Abstract

A retrospective study was conducted to determine the influence of subspecialty training in gynecologic oncology as well as several other covariates on the feasibility, operative mortality, and survival benefits of cytoreductive surgery for 263 patients with stages IIIC and IVA epithelial ovarian cancer. Covariates most predictive of an optimal (⩽ 1 cm) cytoreductive outcome were the diameter of the largest metastases before cytoreduction (⩽ 10 cm vs > 10 cm, P < 0.001) and the specialty training of the physicians present at surgery (gynecologic oncologists vs other, P < 0.001). Age influenced operative mortality most (<60 vs ⩾60, P < 0.001).
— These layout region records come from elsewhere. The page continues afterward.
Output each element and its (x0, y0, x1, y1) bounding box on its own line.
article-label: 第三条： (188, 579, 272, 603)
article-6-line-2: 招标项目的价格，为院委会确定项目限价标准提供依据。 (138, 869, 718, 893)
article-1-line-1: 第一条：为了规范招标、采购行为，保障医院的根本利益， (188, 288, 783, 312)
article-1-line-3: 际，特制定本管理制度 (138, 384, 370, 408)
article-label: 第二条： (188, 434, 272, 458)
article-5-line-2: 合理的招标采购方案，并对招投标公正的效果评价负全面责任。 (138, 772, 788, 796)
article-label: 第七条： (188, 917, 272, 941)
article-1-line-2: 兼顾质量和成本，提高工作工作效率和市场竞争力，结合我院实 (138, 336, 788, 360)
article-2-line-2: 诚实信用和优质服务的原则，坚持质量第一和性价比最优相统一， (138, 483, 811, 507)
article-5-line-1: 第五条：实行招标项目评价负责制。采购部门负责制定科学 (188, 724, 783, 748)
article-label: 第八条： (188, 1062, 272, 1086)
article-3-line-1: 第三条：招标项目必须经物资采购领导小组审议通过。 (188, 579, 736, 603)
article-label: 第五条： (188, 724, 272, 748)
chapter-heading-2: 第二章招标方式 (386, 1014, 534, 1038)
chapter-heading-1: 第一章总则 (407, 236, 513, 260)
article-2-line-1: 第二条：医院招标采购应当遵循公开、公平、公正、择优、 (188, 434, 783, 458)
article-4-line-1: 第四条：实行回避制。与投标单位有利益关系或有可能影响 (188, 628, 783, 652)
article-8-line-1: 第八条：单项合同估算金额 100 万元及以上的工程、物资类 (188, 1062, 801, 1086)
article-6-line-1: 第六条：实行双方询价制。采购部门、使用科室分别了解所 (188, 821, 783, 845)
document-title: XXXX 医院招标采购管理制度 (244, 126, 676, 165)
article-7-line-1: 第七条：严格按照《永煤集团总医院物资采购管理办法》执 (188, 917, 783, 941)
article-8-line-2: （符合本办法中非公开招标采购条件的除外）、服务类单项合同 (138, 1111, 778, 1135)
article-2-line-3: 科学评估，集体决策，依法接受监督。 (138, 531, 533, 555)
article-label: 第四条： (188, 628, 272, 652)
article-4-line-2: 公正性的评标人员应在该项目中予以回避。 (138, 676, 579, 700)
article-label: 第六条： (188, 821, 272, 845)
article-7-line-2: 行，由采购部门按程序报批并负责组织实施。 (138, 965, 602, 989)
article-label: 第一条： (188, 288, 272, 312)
Covariates found to most significantly influence survival time include the specialty training of the physicians present at surgery (gynecologic oncologists vs other, P < 0.0001), cytoreductive outcome (complete vs optimal, P = 0.001, optimal vs suboptimal, P < 0.0001), grade of tumor (grade 1 vs grades 2 and 3, P = 0.01), and pelvic disease status (frozen pelvis vs mobile primary tumor, P = 0.03). We conclude that patients with advanced epithelial ovarian cancer should undergo aggressive cytoreductive surgery by gynecologic oncologists, with the objective to remove all macroscopic disease. Subsequent treatment with platinum-based chemotherapy offers the best chance for long-term survival or cure.